After four years of discussion, parliament will soon be voting on making it mandatory to record police officers during interrogations and investigations.

The matter was discussed during Wednesday’s House legal committee, where deputies have proposed an amendment to the criminal code.

It would make it mandatory that any police statements, interrogations and investigations, will have to be recorded.

Submitted by Akel, Diko and Kostis Efsthathiou (formerly Edek), it aims to offer more transparency to Cyprus’ policing system.

Authorities however have met the proposal with caution, committee chairman and Akel MP Aristos Damianou said.

The matter has been discussed repeatedly with the ministries of justice and finance, as well as police.

The delay is no fault of the committee, the MP argued, saying that deputies believe the change would modernise the country and its procedures.

As such, this should not be met with reservations, Damianou underlined.

He added the committee aims to have the amendment voted into law, giving police a transitionary period so as to also obtain the necessary equipment.

Asked what the reservations were about, Damianou said it concerns fear of the unknown as well as ‘possible side effects’. Not all police stations have the necessary infrastructure, he added.

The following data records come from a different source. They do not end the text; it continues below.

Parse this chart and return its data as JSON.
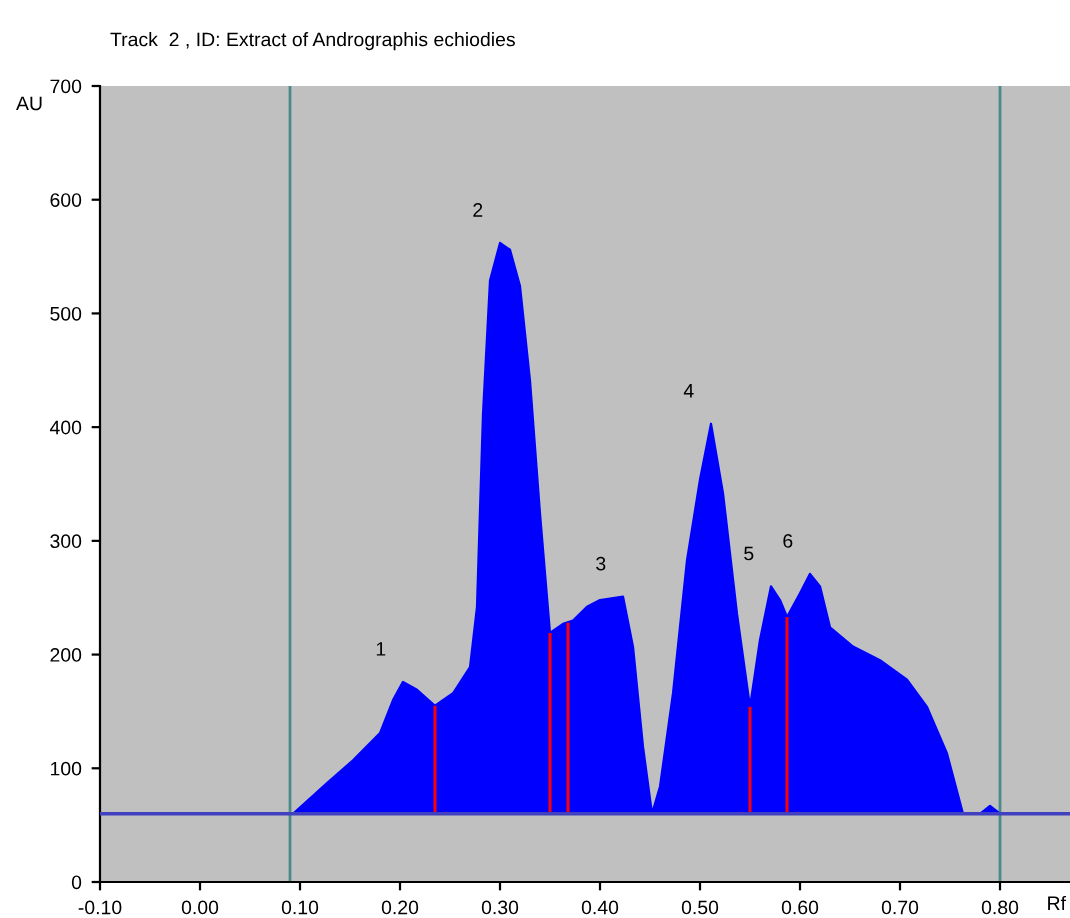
{
  "chart_data": {
    "type": "area",
    "title": "Track  2 , ID: Extract of Andrographis echiodies",
    "ylabel": "AU",
    "xlabel": "Rf",
    "xlim": [
      -0.1,
      0.87
    ],
    "ylim": [
      0,
      700
    ],
    "xticks": [
      {
        "value": -0.1,
        "label": "-0.10"
      },
      {
        "value": 0,
        "label": "0.00"
      },
      {
        "value": 0.1,
        "label": "0.10"
      },
      {
        "value": 0.2,
        "label": "0.20"
      },
      {
        "value": 0.3,
        "label": "0.30"
      },
      {
        "value": 0.4,
        "label": "0.40"
      },
      {
        "value": 0.5,
        "label": "0.50"
      },
      {
        "value": 0.6,
        "label": "0.60"
      },
      {
        "value": 0.7,
        "label": "0.70"
      },
      {
        "value": 0.8,
        "label": "0.80"
      }
    ],
    "yticks": [
      0,
      100,
      200,
      300,
      400,
      500,
      600,
      700
    ],
    "grid": false,
    "legend": false,
    "series": [
      {
        "color": "#0000ff",
        "x": [
          0.093,
          0.127,
          0.153,
          0.18,
          0.193,
          0.203,
          0.217,
          0.235,
          0.253,
          0.27,
          0.277,
          0.283,
          0.29,
          0.3,
          0.31,
          0.32,
          0.33,
          0.34,
          0.35,
          0.363,
          0.373,
          0.387,
          0.4,
          0.423,
          0.433,
          0.443,
          0.452,
          0.46,
          0.473,
          0.487,
          0.5,
          0.511,
          0.523,
          0.537,
          0.55,
          0.56,
          0.571,
          0.58,
          0.587,
          0.6,
          0.61,
          0.62,
          0.63,
          0.653,
          0.68,
          0.707,
          0.727,
          0.747,
          0.763,
          0.78,
          0.79,
          0.8
        ],
        "values": [
          60,
          87,
          107,
          131,
          160,
          176,
          169,
          155,
          166,
          189,
          242,
          412,
          529,
          562,
          556,
          524,
          441,
          324,
          219,
          227,
          230,
          242,
          248,
          251,
          207,
          119,
          60,
          84,
          166,
          283,
          354,
          403,
          342,
          236,
          154,
          213,
          260,
          248,
          233,
          254,
          271,
          260,
          224,
          207,
          195,
          178,
          154,
          113,
          60,
          60,
          67,
          60
        ]
      },
      {
        "type": "bar",
        "color": "#ff0000",
        "base": [
          60,
          60,
          60,
          60,
          60
        ],
        "x": [
          0.235,
          0.35,
          0.368,
          0.55,
          0.587
        ],
        "values": [
          95,
          159,
          168,
          94,
          173
        ]
      }
    ],
    "ref_lines": [
      {
        "axis": "y",
        "value": 60,
        "color": "#4040c0"
      },
      {
        "axis": "x",
        "value": 0.09,
        "color": "#4a8a8a"
      },
      {
        "axis": "x",
        "value": 0.8,
        "color": "#4a8a8a"
      }
    ],
    "annotations": [
      {
        "text": "1",
        "x": 0.203,
        "y": 176
      },
      {
        "text": "2",
        "x": 0.3,
        "y": 562
      },
      {
        "text": "3",
        "x": 0.423,
        "y": 251
      },
      {
        "text": "4",
        "x": 0.511,
        "y": 403
      },
      {
        "text": "5",
        "x": 0.571,
        "y": 260
      },
      {
        "text": "6",
        "x": 0.61,
        "y": 271
      }
    ]
  }
}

The matter became particularly prominent during the 2019 Ayia Napa gang rape case, where a 19-year-old woman at the time claimed she was raped by a group of tourists.

Though she retracted her initial statement, her legal team later argued she had been forced to do so by Cypriot police officers.

They said she was held for six hours at the police station without a lawyer, suffering from PTSD and without a translator. There was also no recording of her questioning.